What is it?
Creatinine Care Guide
Creatinine (kree-at-a-nen) is a substance normally found in the body. It can be measured with a blood test. Creatinine levels are usually done with blood urea nitrogen (BUN). These are the most common tests to find out how your kidneys are working. For more information, ask your caregiver for the CareNotes™ handout about the BUN blood test.
Why do I need it?
Blood tests, including creatinine and BUN, are often done when you have a routine physical (fizz-ih-kull) examination (eks-ah-mih-na-shun). Creatinine and BUN are removed from the blood through the kidneys. The results of these tests, whether normal, high, or low, tell caregivers how your kidneys are working. Creatinine levels may be used to follow conditions such as, dehydration (d-hi-dra-shun), complications of diabetes (di-uh-b-tees), or muscle wasting.
How do I get ready for the test?
Your health caregiver will tell you when to have your blood test done.
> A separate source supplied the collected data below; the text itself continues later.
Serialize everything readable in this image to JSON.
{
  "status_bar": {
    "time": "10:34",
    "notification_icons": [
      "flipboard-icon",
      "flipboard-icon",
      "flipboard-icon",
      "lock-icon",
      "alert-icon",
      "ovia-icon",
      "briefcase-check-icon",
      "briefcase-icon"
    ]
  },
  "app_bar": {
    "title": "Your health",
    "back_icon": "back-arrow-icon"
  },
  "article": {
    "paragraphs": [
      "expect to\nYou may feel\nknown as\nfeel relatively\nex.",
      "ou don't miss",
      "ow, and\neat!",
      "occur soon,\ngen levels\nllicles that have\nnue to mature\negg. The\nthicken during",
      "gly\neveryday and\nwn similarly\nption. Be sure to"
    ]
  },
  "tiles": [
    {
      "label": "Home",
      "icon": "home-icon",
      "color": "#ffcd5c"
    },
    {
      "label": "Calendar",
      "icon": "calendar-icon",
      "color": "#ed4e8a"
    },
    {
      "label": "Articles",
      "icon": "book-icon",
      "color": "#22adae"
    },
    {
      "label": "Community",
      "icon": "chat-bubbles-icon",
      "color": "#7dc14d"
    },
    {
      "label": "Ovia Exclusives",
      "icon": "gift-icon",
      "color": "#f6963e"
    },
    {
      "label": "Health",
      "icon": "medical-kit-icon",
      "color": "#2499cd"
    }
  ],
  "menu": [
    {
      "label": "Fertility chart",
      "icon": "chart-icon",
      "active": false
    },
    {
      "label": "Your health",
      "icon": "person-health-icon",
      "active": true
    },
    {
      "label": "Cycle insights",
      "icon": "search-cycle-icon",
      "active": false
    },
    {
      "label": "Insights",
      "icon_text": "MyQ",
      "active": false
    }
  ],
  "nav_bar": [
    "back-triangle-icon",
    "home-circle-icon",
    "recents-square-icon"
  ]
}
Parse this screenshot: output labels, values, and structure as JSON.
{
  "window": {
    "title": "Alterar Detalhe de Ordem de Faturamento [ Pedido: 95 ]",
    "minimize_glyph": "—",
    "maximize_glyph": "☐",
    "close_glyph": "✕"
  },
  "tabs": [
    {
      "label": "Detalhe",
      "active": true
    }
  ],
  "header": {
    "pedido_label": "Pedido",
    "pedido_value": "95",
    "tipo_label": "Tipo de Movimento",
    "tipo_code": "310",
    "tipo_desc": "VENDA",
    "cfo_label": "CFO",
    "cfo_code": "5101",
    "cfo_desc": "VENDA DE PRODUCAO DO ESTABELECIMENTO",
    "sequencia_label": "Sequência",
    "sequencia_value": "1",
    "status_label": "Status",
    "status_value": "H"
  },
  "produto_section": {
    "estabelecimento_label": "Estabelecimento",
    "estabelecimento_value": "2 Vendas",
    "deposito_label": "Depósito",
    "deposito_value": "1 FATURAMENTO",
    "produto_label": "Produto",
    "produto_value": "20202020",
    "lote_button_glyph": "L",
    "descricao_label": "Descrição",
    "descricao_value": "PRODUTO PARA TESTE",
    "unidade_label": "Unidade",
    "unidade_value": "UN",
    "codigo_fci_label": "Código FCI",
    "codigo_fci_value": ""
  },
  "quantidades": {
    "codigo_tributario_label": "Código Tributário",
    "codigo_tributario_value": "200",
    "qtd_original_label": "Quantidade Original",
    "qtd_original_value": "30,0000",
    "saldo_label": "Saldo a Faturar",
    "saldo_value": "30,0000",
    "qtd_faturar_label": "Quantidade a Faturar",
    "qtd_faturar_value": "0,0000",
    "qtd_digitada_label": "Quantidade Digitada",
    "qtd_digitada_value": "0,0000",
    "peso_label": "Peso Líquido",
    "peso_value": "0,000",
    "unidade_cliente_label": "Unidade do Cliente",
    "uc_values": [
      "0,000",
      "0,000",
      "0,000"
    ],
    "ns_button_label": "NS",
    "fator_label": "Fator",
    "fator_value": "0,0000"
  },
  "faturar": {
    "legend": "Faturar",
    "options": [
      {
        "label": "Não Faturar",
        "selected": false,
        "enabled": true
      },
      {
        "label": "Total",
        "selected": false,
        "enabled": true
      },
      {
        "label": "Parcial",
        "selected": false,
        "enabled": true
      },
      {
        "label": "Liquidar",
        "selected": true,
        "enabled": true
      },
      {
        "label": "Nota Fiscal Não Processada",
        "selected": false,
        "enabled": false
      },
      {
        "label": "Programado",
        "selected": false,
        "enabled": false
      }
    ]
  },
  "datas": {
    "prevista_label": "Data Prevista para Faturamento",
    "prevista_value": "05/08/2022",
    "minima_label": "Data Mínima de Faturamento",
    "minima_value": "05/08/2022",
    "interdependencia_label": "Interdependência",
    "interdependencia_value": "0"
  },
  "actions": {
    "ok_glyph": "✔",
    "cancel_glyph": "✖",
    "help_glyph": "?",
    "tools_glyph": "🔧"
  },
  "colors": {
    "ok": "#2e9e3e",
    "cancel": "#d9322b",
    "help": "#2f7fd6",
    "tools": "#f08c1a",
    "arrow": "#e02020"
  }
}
The blood test may be done before or after eating. Your caregiver will tell you if you should not take your medicines until after your blood is taken.
How is the specimen collected?
A health caregiver will put a wide rubber strap around your arm and tighten it. Your skin will be cleaned with alcohol. A small needle attached to a special test tube will be put into a vein in your arm or hand. The tube has suction to pull the blood into it. When the tube is full, the rubber strap, needle and tube are removed. The health caregiver will press a piece of cotton where the needle was removed. You may be asked to hold the cotton on the site for a few minutes to help stop the bleeding. Tape may then be put over the cotton on your arm.
What do I do after the test?
You may remove the tape and cotton in about 20 to 30 minutes. Call your health caregiver to get the results of your test. Your health caregiver will explain what your test results mean for you. Follow the instructions of your health caregiver.
You have the right to help plan your care. To help with this plan, you must learn about your lab tests. You can then discuss the results with your caregivers. Work with them to decide what care may be used to treat you. You always have the right to refuse treatment.